Tristen Griner and Dalia Zepeda received $1,000 Imagine America Scholarships to put toward their further schooling or training in a technical field.
Griner, Zepeda and Kevin Bouland each also received a $1,000 Career College and School of Texas Scholarship to put toward continued education at a community college.
Russell Bowen was the recipient of a $750 Hopkins County Teen Court Scholarship. Bowen was a member of Teen Court, volunteering his time to serve as a teen attorney member for four years.
Among the honors announced were this year’s top 10 students based on both senior year averages and cumulative averages from all four years of high school, the latter utilized to determine valedictorian and salutatorian.
The top 10 rankings in Como-Pickton High School’s senior class were very close this year, with only 0.76 separating first from 10th place and only 0.081 difference between the valedictorian and salutatorian’s grade point averages.
In fact, valedictorian Jace Sturgill was surprised when he was announced the top student at Monday’s Senior Night Program.
But, when the final tallies were in, Sturgill had moved ahead, achieving not only the highest grade point average for senior year, but a 5.9794 cumulative grade point average for all four years of high school.
Chris Nabors came in fifth based on senior year rankings, but will ultimately finish a close second with a cumulative 5.8984 GPA and salutatorian honors.
Based on senior year rankings, Averi Cain was second, Mikaela Eryn Jacks third, William Ramirez fourth, Taeler Schepp sixth, Ana Erika Camacho seventh, Savannah Shockey eighth, Gustavo Salazar ninth and Ashley Matthews 10th.

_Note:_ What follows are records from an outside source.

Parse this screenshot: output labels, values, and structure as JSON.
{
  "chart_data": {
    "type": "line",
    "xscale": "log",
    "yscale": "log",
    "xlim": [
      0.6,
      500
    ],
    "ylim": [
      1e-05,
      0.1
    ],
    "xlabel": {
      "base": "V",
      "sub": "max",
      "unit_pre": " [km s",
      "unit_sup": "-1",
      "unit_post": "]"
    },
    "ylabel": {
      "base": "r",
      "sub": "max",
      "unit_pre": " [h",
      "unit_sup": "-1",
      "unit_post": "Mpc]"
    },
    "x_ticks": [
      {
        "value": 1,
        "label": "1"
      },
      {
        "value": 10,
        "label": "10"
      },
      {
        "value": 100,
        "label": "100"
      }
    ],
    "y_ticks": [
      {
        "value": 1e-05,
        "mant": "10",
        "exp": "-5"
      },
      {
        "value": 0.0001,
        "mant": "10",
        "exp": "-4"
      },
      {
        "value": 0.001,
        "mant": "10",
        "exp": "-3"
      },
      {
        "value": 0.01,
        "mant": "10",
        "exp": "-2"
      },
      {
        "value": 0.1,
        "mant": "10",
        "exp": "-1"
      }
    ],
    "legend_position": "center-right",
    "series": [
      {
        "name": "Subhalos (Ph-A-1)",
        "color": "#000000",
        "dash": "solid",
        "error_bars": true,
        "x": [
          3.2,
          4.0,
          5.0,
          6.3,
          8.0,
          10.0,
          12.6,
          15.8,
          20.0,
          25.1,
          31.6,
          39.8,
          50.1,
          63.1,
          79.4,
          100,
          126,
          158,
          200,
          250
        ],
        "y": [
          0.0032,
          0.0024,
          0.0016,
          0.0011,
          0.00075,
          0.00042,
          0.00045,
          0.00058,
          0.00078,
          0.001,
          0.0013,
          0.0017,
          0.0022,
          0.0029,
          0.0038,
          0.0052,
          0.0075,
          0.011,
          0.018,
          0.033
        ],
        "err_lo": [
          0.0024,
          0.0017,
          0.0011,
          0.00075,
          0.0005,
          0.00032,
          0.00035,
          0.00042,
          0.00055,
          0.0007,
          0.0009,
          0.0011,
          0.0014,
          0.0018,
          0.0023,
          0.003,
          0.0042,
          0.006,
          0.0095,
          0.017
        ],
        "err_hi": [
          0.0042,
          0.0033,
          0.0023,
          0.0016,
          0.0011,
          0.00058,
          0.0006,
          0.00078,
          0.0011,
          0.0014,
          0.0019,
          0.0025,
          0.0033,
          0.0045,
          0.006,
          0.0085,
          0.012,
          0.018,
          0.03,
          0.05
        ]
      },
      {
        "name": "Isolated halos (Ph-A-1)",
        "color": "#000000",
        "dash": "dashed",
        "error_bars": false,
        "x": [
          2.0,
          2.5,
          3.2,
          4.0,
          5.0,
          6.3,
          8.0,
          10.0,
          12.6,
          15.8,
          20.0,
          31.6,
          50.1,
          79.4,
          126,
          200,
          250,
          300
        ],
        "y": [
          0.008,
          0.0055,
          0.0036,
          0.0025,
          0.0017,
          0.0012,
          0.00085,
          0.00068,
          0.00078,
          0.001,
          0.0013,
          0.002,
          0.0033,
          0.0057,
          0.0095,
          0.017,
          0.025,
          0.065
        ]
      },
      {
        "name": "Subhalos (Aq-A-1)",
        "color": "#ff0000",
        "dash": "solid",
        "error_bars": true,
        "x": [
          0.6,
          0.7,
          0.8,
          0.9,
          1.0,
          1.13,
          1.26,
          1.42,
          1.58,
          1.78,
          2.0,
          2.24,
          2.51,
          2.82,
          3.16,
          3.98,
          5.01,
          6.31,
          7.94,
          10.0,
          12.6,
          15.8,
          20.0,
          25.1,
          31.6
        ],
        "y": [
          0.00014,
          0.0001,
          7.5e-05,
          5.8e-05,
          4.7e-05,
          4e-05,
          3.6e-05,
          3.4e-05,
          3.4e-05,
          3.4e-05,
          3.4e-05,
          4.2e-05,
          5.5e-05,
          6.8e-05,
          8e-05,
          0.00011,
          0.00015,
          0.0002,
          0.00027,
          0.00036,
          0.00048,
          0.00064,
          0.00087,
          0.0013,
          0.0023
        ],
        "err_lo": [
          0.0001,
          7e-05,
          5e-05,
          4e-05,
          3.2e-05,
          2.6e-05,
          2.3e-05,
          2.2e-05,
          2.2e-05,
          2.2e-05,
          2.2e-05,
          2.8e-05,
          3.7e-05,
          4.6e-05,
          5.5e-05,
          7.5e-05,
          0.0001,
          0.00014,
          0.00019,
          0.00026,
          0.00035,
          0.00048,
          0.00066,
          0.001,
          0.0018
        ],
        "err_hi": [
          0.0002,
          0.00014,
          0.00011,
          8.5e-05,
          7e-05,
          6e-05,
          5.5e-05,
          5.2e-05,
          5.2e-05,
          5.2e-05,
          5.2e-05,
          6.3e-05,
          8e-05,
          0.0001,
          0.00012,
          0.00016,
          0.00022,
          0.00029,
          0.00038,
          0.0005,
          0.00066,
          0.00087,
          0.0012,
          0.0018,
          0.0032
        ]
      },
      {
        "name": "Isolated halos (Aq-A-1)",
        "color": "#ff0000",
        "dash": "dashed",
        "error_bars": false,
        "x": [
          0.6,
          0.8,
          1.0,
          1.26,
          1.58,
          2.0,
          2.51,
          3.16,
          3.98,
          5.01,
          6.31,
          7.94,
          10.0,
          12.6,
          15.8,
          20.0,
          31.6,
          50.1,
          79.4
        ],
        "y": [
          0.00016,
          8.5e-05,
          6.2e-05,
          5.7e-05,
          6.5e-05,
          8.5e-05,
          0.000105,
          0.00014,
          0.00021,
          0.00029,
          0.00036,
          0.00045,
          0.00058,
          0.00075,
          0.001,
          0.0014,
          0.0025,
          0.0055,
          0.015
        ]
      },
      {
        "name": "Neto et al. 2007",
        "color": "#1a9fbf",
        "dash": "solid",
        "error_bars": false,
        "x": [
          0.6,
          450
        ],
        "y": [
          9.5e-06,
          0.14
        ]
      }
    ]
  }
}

Cumulatively, Mikaela Jacks again placed third in class with a 5.8850 GPA, Averi Cain fourth with a 5.86.37 GPA, William Ramirez fifth with a 5.5950 GPA, Taeler Schepp again sixth with a 5.4714 GPA, Gustavo Salazar seventh with a 5.3203 GPA, Aylin Cruz eighth with a 5.2666 GPA, Ana Erika Camacho ninth with a 5.2661 GPA and Rebecca Marrs 10th with a 5.2193 GPA.
Stephanie Desiree Jaco was recognized as an early graduate, having completed all graduation requirements in less than the normal four years of high school.

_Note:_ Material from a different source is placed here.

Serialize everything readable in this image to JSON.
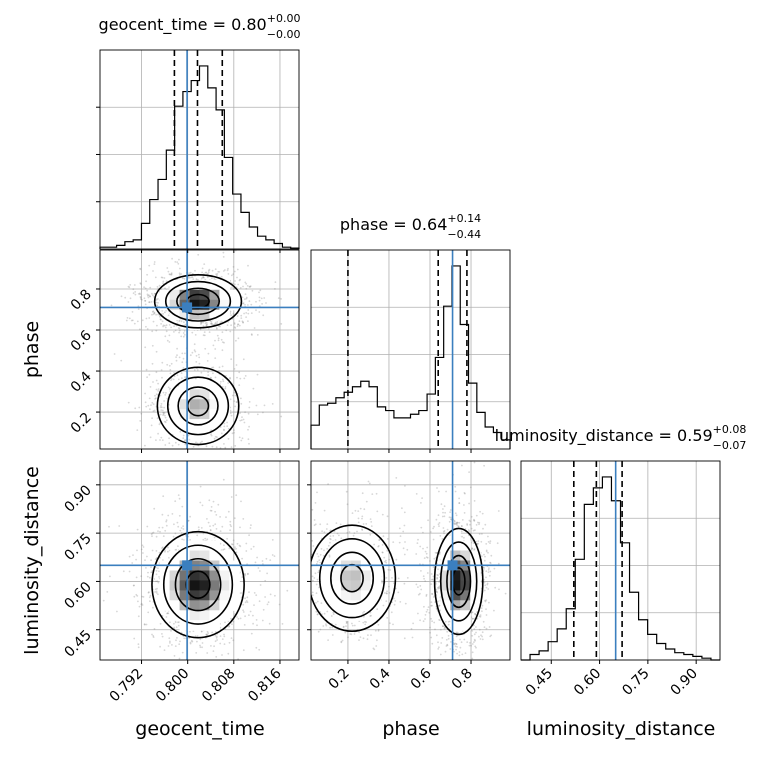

Honor Graduates recognized included Averi Cain, Mikaela Jacks, Chris Nabors, Taeler Schepp and Jace Sturgill. Cain, Jacks, Nabors and Sturgill were also recognized as UIL Scholars, students who not only were ranked in the top 10 percent of graduates, but who also participated in UIL activities whether academic, music or athletics UIL.
National Honor Society members included Cain, Ana Camacho, Aylin Cruz, Jamie Daniel, Daicy Diaz, Yesica Gonzales, Jacks, Marlen Ledezma, Ashley Matthews, Nabors, Gustavo Salazar Aguayo, Schepp, Savannah Shockey and Sturgill.

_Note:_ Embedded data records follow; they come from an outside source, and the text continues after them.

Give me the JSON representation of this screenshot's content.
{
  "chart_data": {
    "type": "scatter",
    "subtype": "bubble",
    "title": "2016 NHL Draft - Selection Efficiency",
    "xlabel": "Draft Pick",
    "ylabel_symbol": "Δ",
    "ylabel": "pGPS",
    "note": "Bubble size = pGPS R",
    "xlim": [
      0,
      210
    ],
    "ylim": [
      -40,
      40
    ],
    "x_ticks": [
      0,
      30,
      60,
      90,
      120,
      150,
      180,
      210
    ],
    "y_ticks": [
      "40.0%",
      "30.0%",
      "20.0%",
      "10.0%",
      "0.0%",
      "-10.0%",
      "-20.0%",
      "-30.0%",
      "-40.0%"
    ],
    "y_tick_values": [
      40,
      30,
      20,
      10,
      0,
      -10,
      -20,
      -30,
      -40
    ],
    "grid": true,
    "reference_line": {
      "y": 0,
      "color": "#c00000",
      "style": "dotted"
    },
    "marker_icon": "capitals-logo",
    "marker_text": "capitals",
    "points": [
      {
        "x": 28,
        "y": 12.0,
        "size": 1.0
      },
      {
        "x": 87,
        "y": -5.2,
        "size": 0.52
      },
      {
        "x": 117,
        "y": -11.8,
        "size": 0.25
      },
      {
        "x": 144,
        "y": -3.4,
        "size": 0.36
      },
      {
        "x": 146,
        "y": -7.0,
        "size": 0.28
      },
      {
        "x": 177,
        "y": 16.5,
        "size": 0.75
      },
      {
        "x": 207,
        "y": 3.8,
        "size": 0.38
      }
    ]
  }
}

Recognized for participation in Carter BloodCare’s Red Cord Honors Program were Caleb Boyd, Cain, Camacho, Hunter Childers, Jamie Daniel, Karla Berenice Gomez, Yesica Gonzales, Ruben Hernandez, Michael Hill, Jacks, Marlen Ledezma, Rebecca Marrs, Ashley Matthews, Ramirez, Neviea Rodriguez, Gustavo Salazar, Sturgill, Erin Watts, Tracy Wetzel and Stephanie Jaco.